ARDuP: Active Region Video Diffusion for Universal Policies
Shuaiyi Huang, Mara Levy, Zhenyu Jiang, Anima Anandkumar, Yuke Zhu, Linxi Fan, De-An Huang, Abhinav Shrivastava
TL;DR
ARDuP redefines video-based universal policy learning by conditioning video planning on active interaction regions. It decomposes planning into a latent active-region generator and a latent video planner, with a latent inverse dynamics decoder to recover actions, and it automatically derives pseudo-active regions from motion cues and segmentation without manual labeling. Empirical results on CLIPort and BridgeData v2 show substantial improvements in success rates and realism of generated plans, including real-world transfer capabilities. The approach underscores the importance of interactive-region focus in video-conditioned policies for robust, scalable robotics across tasks and environments.
Abstract
Sequential decision-making can be formulated as a text-conditioned video generation problem, where a video planner, guided by a text-defined goal, generates future frames visualizing planned actions, from which control actions are subsequently derived.

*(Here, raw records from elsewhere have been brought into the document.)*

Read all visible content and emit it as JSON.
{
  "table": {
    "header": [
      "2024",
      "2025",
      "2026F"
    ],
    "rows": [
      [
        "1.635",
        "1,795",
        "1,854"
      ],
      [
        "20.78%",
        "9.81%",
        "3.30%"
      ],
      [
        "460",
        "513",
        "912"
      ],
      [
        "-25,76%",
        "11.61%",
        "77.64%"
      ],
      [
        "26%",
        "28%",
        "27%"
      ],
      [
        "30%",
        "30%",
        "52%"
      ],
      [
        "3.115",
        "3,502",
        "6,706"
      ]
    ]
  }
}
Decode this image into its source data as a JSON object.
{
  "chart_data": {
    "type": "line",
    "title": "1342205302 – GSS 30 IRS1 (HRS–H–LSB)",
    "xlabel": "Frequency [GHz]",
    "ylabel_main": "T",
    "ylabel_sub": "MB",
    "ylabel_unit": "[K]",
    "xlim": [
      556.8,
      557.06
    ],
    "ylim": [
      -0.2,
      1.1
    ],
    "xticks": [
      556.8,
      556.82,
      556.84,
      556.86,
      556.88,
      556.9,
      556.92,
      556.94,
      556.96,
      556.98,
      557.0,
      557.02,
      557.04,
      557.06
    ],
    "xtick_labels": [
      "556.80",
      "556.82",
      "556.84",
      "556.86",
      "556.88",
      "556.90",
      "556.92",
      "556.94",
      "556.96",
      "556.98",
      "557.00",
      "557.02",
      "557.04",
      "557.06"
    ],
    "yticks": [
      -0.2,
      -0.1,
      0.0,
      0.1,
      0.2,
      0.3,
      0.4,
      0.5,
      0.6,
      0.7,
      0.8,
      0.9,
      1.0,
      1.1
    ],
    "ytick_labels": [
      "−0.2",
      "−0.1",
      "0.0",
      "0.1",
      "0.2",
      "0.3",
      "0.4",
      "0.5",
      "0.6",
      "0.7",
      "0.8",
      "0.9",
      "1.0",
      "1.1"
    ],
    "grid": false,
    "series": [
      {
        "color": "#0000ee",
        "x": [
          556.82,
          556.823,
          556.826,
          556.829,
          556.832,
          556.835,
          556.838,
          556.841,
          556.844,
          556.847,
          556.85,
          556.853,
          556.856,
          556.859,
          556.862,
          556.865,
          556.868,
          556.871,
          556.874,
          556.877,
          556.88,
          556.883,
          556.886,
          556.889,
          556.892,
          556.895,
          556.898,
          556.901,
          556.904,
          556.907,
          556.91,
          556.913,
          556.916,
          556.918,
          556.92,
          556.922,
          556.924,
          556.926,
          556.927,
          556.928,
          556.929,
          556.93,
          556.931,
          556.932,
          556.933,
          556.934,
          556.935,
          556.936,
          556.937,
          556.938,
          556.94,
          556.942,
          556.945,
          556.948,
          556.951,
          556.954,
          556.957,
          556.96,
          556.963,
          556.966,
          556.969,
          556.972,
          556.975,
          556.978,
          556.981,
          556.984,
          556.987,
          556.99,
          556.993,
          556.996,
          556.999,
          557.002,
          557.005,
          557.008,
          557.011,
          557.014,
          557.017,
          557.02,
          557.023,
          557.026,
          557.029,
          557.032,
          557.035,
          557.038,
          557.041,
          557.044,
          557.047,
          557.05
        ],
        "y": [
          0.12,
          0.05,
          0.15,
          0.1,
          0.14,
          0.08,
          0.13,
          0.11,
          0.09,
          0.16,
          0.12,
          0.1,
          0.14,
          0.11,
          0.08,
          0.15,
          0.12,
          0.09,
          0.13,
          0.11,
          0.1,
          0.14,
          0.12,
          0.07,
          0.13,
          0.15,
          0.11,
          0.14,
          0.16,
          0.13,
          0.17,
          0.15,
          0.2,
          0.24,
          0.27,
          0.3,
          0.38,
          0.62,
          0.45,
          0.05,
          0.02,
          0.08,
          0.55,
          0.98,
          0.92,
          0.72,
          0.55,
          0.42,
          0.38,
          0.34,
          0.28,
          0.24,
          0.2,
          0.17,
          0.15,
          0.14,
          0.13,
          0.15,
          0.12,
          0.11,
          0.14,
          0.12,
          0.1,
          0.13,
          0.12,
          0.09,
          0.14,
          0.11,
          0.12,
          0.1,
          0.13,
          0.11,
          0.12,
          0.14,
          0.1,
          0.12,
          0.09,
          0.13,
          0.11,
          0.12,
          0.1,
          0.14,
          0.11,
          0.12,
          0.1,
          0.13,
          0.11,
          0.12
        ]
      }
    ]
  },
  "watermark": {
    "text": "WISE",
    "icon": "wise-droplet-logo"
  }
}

In this work, we introduce Active Region Video Diffusion for Universal Policies (ARDuP), a novel framework for video-based policy learning that emphasizes the generation of active regions, i.e. potential interaction areas, enhancing the conditional policy's focus on interactive areas critical for task execution. This innovative framework integrates active region conditioning with latent diffusion models for video planning and employs latent representations for direct action decoding during inverse dynamic modeling. By utilizing motion cues in videos for automatic active region discovery, our method eliminates the need for manual annotations of active regions. We validate ARDuP's efficacy via extensive experiments on simulator CLIPort and the real-world dataset BridgeData v2, achieving notable improvements in success rates and generating convincingly realistic video plans.